The hip labrum has many functions, including shock absorption, joint lubrication, pressure distribution, and aiding in stability, with damage to the labrum associated with osteoarthritis. The etiology of labral tears includes trauma, femoroacetabular impingement (FAI), capsular laxity/hip hypermobility, dysplasia, and degeneration. Labral tears present with anterior hip or groin pain, and less commonly buttock pain. Frequently, there are also mechanical symptoms including clicking, locking, and giving way. The most consistent physical examination finding is a positive anterior hip impingement test. Because of the vast differential diagnosis and the need for specialized diagnostic tools, labral tears frequently go undiagnosed during an extended period of time. Evaluation usually begins with plain radiographs to assess for dysplasia, degeneration, and other causes of pain.

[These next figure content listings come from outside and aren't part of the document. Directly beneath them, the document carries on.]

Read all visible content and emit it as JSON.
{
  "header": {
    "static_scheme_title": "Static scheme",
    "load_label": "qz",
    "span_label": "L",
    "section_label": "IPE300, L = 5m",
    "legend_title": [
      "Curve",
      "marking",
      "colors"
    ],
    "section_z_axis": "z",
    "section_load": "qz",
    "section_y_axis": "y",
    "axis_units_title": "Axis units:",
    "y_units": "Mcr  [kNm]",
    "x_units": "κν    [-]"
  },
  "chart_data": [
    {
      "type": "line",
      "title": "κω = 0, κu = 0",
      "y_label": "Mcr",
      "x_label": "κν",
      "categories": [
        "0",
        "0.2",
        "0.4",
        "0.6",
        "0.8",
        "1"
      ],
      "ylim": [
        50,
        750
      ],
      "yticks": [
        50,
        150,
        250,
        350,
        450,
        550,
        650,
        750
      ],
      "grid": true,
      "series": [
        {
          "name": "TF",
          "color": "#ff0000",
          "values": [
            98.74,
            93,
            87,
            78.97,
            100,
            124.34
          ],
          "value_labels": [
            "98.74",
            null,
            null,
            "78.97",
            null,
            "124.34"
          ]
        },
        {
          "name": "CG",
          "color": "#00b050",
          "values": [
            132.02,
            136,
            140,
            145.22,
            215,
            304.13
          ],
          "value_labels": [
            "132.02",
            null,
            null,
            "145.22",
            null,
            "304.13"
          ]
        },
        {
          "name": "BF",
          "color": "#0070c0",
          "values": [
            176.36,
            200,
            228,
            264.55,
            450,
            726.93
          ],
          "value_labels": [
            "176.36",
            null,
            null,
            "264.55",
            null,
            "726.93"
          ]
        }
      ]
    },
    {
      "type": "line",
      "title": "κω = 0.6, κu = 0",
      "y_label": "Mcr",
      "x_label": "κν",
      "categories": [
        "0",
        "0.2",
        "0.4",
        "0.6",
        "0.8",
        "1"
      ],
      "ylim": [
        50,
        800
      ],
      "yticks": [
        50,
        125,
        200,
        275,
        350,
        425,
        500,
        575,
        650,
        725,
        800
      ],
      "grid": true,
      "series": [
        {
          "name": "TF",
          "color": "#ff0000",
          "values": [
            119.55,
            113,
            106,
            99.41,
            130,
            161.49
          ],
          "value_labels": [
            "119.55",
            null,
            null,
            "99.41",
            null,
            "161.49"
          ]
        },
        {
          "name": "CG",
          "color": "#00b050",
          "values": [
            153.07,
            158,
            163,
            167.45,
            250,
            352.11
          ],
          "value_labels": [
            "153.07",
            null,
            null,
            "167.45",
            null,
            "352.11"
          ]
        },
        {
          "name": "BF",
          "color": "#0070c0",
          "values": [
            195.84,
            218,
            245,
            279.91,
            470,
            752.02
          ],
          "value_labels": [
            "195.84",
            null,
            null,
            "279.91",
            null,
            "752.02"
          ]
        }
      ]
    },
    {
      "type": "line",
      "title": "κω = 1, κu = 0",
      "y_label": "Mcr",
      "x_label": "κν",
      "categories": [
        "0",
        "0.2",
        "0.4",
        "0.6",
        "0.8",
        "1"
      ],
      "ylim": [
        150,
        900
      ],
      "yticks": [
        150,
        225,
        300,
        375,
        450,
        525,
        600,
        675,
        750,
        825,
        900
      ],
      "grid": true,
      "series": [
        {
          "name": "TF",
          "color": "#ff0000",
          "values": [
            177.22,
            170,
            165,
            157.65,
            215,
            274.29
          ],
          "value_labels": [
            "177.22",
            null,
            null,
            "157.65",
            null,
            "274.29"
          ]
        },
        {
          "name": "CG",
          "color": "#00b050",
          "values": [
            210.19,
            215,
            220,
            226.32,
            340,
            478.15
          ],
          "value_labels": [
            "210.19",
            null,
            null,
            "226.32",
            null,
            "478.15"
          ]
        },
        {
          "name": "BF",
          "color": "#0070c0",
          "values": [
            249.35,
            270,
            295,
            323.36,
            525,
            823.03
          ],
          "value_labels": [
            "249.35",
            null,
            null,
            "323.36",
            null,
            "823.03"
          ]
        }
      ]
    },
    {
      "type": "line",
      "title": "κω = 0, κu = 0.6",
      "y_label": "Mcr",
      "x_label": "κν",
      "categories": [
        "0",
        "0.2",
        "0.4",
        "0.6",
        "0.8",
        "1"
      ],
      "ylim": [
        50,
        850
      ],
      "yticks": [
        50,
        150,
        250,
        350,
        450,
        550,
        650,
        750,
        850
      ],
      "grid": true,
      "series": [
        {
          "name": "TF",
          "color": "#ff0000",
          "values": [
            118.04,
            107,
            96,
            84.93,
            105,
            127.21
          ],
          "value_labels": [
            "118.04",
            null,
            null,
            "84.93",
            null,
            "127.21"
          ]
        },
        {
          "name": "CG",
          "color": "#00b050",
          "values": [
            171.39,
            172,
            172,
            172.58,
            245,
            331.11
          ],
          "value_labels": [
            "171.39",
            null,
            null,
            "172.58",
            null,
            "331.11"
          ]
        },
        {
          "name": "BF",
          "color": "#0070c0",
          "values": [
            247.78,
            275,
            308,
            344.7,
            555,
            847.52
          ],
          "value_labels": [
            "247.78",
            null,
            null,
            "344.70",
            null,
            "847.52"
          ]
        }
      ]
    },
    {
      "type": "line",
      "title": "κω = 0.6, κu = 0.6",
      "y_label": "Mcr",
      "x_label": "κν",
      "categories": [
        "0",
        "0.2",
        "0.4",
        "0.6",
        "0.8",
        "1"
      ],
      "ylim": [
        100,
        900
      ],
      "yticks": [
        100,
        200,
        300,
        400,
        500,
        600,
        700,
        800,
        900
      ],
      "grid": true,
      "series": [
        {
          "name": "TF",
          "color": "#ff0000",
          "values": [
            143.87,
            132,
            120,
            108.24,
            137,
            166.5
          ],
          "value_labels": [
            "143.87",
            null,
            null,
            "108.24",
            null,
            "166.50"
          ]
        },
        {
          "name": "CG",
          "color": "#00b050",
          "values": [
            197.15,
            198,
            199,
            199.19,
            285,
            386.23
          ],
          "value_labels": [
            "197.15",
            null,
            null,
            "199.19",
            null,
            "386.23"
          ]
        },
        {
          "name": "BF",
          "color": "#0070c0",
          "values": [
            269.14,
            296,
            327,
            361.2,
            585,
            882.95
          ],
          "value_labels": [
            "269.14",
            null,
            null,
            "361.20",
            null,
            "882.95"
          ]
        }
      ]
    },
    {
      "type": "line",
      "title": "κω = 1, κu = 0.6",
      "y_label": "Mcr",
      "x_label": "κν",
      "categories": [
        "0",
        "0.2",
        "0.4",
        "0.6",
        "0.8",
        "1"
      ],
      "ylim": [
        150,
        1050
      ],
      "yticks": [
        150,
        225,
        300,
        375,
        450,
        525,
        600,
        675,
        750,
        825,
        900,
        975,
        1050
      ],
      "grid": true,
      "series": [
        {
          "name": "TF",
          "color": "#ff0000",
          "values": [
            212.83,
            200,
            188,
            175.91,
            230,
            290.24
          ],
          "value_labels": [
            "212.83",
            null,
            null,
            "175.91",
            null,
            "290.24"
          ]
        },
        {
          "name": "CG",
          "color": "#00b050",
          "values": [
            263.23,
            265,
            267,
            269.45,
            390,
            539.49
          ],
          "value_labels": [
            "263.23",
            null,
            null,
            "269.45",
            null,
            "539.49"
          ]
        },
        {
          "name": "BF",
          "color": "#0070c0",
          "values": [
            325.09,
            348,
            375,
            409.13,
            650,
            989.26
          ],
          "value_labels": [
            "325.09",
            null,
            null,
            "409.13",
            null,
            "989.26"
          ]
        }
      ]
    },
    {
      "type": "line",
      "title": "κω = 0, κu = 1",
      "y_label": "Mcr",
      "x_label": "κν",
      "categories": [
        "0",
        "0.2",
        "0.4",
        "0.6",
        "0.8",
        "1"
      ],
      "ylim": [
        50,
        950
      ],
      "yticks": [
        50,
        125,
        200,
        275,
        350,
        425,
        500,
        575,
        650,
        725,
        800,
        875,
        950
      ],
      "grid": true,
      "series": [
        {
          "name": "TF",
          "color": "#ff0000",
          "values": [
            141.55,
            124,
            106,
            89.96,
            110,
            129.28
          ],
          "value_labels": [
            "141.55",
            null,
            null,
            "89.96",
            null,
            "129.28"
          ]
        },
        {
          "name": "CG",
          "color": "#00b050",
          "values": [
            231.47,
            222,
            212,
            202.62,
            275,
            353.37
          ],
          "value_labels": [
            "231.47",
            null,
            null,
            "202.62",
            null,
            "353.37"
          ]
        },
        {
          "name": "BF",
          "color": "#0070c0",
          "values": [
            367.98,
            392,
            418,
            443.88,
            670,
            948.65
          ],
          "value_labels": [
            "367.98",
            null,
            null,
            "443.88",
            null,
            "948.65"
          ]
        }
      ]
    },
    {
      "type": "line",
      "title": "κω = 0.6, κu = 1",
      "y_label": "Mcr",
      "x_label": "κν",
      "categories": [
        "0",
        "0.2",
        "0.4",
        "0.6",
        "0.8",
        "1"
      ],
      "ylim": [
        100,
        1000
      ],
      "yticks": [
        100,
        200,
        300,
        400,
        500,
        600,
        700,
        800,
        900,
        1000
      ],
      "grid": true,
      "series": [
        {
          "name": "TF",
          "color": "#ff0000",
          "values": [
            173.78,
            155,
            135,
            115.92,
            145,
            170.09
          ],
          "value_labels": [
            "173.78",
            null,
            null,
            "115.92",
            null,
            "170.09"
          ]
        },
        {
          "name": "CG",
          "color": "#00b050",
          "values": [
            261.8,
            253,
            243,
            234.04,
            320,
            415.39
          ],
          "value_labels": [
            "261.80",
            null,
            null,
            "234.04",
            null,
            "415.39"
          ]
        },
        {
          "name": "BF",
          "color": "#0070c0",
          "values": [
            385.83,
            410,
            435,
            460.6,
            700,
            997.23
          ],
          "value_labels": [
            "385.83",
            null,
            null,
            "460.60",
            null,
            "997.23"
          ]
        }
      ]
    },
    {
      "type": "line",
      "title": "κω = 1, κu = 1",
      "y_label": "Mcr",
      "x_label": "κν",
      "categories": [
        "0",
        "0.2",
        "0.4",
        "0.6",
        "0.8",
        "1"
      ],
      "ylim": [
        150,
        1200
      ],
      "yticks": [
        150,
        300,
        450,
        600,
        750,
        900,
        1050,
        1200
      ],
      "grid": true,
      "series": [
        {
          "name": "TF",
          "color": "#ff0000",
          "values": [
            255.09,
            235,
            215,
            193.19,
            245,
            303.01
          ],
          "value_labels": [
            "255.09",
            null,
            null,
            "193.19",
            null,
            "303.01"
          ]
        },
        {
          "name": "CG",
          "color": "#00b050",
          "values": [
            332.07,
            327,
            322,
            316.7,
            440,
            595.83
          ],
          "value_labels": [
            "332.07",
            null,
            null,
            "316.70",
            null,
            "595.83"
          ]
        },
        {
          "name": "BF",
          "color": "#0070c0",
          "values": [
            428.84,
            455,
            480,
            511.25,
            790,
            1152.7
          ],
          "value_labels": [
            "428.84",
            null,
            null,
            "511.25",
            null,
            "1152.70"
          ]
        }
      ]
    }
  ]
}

While magnetic resonance imaging (MRI) and computed tomography scans are unreliable for diagnosis, magnetic resonance arthrography (MRA) is the diagnostic test of choice, with arthroscopy being the gold standard. Typically, treatment begins conservatively with relative rest and non-steroid anti-inflammatory agents, with physical therapy (PT) being controversial. Often, surgical treatment is necessary, which entails, arthroscopic debridement of labral tears and surgical repair of associated structural problems.